Each year, the Auditor presents a plan for the auditing work and reports the results of the audit that has been conducted. The Board summons the Auditor to board meetings at which significant accounting matters are to be discussed. This normally occurs once or twice a year. Information on the Auditor’s remuneration, broken down by auditing and other work, is presented in the company’s annual report and submitted to the General Meeting for approval.
One meeting is held each year between the Auditor and the Board without the presence of the management.
7. FUTURE OUTLOOK
The year 2011 was a mixed year, where the upturn for the ethylene fleet from the fourth quarter of 2010, continued throughout 2011. The ethylene market is expected to remain satisfactory in 2012, but with some uncertainty linked to the anticipated fleet growth.
For the fully refrigerated ships, the market as a whole was unsatisfactory, whilst the second half of 2011 was significantly better than the first half. The year 2012 is expected to bring further positive developments, and earnings overall are expected to be higher than in 2011.
8. ALLOCATION OF THE PARENT COMPANY’S PROFIT
Solvang ASA posted a loss of KNOK -22,094.
The Board of Directors proposes the following allocation:
From the fund for valuation differences: KNOK 1
From other equity: KNOK 22,093
At the year-end, the parent company’s equity amounted to KNOK 579,181 (KNOK 600,420).
9. SUBSEQUENT EVENTS
One VLGC ship of 84,000 cbm was contracted from Hyundai Heavy Industries in March 2012. The group will own a minimum of 20%. Other than this, no circumstances have arisen which are of significance to the balance sheet and income statement since the end of the financial year.
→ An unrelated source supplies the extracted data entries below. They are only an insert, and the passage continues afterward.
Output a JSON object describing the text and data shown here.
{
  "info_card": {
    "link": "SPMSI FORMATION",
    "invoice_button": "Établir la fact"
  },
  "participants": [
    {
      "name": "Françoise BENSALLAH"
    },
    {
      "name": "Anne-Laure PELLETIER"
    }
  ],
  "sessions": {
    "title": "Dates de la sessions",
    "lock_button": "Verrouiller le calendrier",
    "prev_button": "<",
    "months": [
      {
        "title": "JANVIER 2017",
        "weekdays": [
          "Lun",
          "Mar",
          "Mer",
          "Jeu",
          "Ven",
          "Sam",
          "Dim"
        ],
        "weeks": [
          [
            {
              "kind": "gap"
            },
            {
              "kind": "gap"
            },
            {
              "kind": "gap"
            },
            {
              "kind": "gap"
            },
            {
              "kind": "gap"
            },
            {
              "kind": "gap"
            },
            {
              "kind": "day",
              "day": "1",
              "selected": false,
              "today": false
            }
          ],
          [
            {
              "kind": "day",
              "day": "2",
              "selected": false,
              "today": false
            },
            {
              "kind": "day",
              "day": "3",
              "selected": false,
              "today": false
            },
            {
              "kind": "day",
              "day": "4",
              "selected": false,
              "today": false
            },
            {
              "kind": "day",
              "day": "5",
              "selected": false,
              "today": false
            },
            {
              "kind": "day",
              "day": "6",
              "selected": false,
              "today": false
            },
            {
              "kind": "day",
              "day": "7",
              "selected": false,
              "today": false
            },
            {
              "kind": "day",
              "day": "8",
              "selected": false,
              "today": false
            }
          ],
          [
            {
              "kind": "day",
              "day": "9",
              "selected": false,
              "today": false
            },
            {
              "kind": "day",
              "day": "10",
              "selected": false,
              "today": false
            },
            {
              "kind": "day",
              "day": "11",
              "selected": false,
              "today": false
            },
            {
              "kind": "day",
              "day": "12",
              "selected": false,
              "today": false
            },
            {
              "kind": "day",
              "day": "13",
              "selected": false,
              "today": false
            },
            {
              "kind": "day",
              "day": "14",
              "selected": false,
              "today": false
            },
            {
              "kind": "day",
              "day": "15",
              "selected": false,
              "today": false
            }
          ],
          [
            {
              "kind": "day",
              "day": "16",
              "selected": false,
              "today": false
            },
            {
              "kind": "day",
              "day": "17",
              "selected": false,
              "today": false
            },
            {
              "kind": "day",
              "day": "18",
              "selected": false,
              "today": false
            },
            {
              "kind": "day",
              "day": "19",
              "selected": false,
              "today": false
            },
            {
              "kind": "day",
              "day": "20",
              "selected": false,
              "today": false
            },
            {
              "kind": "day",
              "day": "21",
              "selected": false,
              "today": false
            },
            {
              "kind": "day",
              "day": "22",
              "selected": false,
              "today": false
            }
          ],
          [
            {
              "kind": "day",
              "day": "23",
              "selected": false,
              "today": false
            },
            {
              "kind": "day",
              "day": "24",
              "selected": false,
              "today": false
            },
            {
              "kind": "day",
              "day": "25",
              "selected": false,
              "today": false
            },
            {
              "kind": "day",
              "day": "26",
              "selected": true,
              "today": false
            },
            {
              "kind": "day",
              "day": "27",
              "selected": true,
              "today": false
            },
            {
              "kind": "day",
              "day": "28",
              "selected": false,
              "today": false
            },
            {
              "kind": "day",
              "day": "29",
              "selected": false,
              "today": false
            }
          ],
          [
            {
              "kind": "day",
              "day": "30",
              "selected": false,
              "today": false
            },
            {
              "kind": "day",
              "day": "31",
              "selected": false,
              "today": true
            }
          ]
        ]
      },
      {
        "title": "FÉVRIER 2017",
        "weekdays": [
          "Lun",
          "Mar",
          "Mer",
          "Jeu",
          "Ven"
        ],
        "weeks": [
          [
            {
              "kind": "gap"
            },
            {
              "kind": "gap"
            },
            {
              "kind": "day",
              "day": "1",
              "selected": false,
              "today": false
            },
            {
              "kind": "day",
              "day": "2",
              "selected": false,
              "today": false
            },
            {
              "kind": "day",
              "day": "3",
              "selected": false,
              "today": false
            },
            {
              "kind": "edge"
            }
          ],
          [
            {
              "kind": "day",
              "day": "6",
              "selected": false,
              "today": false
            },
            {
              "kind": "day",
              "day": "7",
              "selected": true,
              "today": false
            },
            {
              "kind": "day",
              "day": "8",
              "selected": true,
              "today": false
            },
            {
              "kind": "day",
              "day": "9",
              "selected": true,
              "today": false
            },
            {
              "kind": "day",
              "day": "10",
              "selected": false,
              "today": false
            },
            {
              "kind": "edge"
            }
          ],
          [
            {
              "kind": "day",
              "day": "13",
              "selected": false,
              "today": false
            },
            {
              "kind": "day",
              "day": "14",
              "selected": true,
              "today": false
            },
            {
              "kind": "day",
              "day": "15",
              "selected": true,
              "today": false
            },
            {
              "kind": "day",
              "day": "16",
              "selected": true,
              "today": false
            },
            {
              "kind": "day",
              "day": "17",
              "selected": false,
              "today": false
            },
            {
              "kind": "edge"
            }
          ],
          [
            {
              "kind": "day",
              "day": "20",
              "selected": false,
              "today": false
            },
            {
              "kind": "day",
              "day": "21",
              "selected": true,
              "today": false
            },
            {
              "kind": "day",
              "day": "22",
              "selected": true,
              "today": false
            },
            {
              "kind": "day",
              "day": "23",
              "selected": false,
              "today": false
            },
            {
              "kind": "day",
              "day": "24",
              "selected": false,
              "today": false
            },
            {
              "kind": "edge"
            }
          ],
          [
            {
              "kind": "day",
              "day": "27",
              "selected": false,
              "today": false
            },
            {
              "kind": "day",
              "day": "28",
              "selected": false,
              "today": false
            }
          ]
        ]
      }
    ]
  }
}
The Board of Directors and the management would like to thank all the employees, both at sea and on shore, for their fine efforts during a period when the shipping market for some of the fleet has remained weak, while expectations concerning quality and safety have remained unchanged. We would also like to thank our customers and suppliers for their good support and cooperation in 2011 and look forward to the same good cooperation in 2012.